Jealous, Communication, patience, weird/
stupid unnecessary arguments; no hiding
secrets, true love and most importantly there
must be forgiveness on both sides.
No one is perfect on earth, we all make
mistakes in our relationships but the best
solution is to accept your mistakes and say
SORRY to your loved one. It’s a small word
but it means a lot. Many of us find it so hard
to say it out yet it costs nothing, but it only
eases the tension between lovers. Say it from
deep inside your heart. Don’t fake it please
but just mean it always. And if he/she is the
one in wrong never get tired of forgiving
him/her depending on what they have done.
If you get to think of moving on because
you’re pissed, my dear think of where you’re
going, the time you will take to find & fit in a
new relationship, The imperfectness you will
find with that new lover might be
incomparable to the one you dumped, then
you will start regretting and wishing you
never dumped her/him.
Think about it my dear friends having it in
minds that WE HAVE GOT NO ANGELS ON
EARTH. We’re the ones to transform our
Boyfriends/Girlfriends to be like angels
So be proud of the one you have got and
fight all the challenges that are trying to tear
you apart. Right now you may be seeing your
guy/girl as a fake person but some dude/girl
is somewhere seeing him as a handsome
king/beautiful queen.
They’re wishing and praying you fall apart for
them to replace you.

3 Likes

Re: Divorce - Why Cant Women Say "I M Sorry"? by Coldfeet(f): 7:08pm On Apr 25, 2013
@ Op if all the women or just me here on nairaland should apologise on behalf of your wife! Would you go home tonight and do these things to try and save your marriage?
1 If she's in the kitchen hug her from behind!
2 If she's sitting down watching the tv stand in front of it with your arms stretched out!
3 If she's having dinner take a spoon and eat out of her plate!
4 If she's in the shower join her with your cloths on!
5 If she's already in bed pull up a chair and sit in front of her till she wakes!
6 Say this words to her...
Sweethrt I am hurting! I may not mean much to you anymore but you mean the world to me!
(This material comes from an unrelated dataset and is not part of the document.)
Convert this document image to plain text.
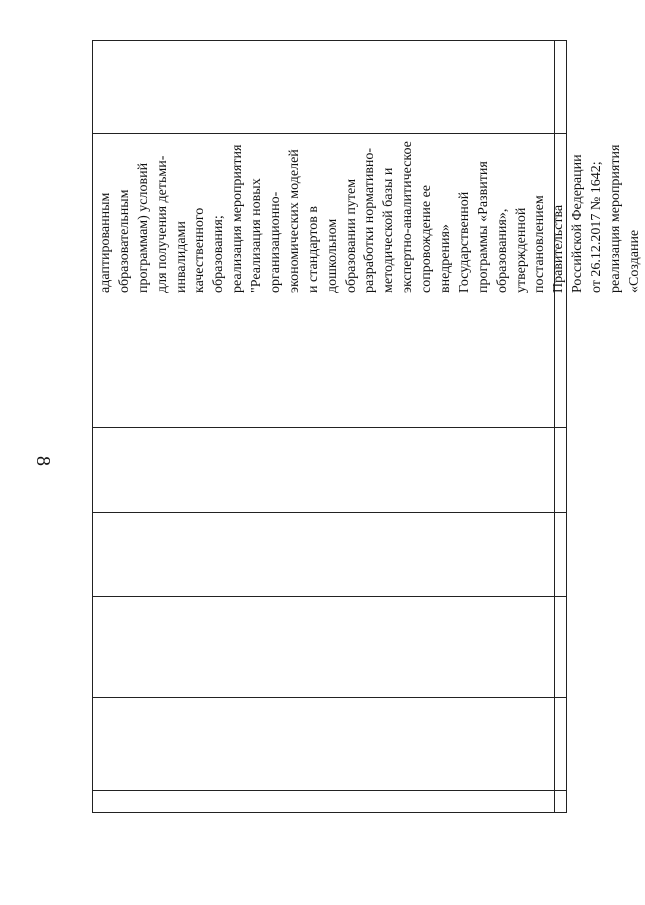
8
адаптированным образовательным программам) условий для получения детьми- инвалидами качественного образования; реализация мероприятия "Реализация новых организационно- экономических моделей и стандартов в дошкольном образовании путем разработки нормативно- методической базы и экспертно-аналитическое сопровождение ее внедрения» Государственной программы «Развития образования», утвержденной постановлением Правительства Российской Федерации от 26.12.2017 № 1642; реализация мероприятия «Создание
Your family may be more important to you than I am but you see you are most important to me! Our marriage is falling apart and so am I! I love you and I want u by my side till the end!!!! If the divorce papers are close by please tear it up! Give her a light kiss on the forehead and leave her presence! IF YOU ARE THE HEAD OF YOUR HOME ITS TIME TO ACT LIKE IT!!!

If your wife is not a jezebel and your problems are not your undoing! you will get the AM SORRY! You seek!

This is a happily married woman saying am sorry on behalf of your wife! Best of luck!